The Election Commission will not extend the 10-day campaign period, saying the population in rural Sarawak is not as scattered as most perceived.
PETALING JAYA: The Election Commission has dismissed calls to increase the number of days allocated for campaigning in Sarawak.
It noted that 10 days of political campaigning were enough for politicians to reach out to their voters during the upcoming Sarawak state election.
EC deputy chairman Wan Ahmad Wan Omar said that the period was reasonable enough for candidates to greet voters in the state’s 71 constituencies.
“A 10-day campaigning period is enough for parties to do their campaigning in the whole state,” he told FMT, adding that the period was a balance between the urban and rural constituencies.
He added that urban candidates only needed a few days to reach out to their voters.
Wan Ahmad argued that while rural areas such as Belaga and Ba Kelalan were larger than their urban counterparts, its populations were not as scattered as most perceived.
“If you go into the interior, the area there is big. But they (voters) are not spread out in a very vast area.
“The population can be found in particular areas such as villages or longhouses.”
“In a campaign, candidates only need to focus on specific areas, not on the whole of Sarawak.
“They only have to convince their voters in that area and explain their manifestos to them,” Wan Ahmad said.
Many in the opposition have asked the EC to consider extending the campaigning period for the April 16 state election to 21 days instead of 10.
Selangor Menteri Besar Abdul Khalid Ibrahim reasoned that a longer period of time would allow citizens to get to know their candidates a little better.
Pakatan Rakyat politicians also cited the vastness of the interior, with some settlements unreachable by normal means.
Many areas are accessible only by boat, or by helicopter.

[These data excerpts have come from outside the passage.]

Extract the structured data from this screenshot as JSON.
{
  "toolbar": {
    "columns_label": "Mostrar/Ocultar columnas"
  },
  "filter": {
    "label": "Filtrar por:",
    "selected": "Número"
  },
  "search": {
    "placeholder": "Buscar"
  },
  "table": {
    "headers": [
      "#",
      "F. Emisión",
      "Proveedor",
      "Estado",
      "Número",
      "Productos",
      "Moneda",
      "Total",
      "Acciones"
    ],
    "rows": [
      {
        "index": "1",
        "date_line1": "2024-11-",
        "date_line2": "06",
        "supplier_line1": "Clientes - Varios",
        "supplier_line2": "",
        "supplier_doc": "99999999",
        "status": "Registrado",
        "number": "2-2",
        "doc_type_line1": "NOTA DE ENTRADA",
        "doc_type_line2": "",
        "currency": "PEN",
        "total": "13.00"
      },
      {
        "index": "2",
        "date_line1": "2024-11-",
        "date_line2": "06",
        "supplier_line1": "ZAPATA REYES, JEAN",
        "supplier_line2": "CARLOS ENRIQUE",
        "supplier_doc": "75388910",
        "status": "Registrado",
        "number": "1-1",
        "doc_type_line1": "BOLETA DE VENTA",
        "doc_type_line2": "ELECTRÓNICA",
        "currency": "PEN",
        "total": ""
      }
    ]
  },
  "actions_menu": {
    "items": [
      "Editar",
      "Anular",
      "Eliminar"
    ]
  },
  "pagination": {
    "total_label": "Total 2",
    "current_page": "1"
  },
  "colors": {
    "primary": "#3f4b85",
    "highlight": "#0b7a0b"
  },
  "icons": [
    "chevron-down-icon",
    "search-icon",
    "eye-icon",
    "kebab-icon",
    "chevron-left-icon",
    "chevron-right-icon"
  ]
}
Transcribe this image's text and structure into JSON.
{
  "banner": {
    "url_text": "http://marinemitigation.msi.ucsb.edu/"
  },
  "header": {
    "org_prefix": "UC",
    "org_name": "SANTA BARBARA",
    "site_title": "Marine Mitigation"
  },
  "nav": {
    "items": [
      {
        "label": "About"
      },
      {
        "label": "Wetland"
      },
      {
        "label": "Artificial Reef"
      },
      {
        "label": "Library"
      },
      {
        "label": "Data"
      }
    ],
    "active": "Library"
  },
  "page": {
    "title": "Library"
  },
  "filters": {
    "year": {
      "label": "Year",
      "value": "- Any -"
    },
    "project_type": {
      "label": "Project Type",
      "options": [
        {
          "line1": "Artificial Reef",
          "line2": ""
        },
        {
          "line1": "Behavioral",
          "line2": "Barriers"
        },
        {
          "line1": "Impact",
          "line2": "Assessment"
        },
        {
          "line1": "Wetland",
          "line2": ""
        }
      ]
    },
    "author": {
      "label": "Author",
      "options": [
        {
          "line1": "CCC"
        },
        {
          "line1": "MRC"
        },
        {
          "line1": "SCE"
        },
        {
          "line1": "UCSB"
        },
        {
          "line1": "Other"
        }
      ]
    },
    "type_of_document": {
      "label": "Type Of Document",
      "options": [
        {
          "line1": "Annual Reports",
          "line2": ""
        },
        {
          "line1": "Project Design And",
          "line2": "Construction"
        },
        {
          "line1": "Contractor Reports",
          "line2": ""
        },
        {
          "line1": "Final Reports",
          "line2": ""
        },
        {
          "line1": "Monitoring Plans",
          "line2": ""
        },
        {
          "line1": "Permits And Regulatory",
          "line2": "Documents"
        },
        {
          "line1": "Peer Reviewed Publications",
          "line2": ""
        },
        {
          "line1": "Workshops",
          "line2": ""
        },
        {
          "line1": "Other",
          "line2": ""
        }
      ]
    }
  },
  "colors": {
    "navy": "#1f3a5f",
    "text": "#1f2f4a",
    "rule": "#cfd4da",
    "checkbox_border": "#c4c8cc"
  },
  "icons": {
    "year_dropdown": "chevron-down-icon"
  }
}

These requests, however, were brushed aside by Wan Ahmad, who said that the 10-day period was already decided upon, and that no more extensions were necessary. Nominations for the polls are on April 6.
He said that a longer campaign period would also mean more spending by both the EC and the affected political parties.
He also said that there was “good communication” between the communities in the interior, and that the constituencies were not altogether isolated.
He also argued that Malaysia’s district-based election system allowed candidates to operate effectively during the shorter campaign period.
“We are not a proportion-based election system such as Indonesia or Thailand, where voting is based on the whole country.
“The people there are voting for each party, not the constituencies themselves,” he said.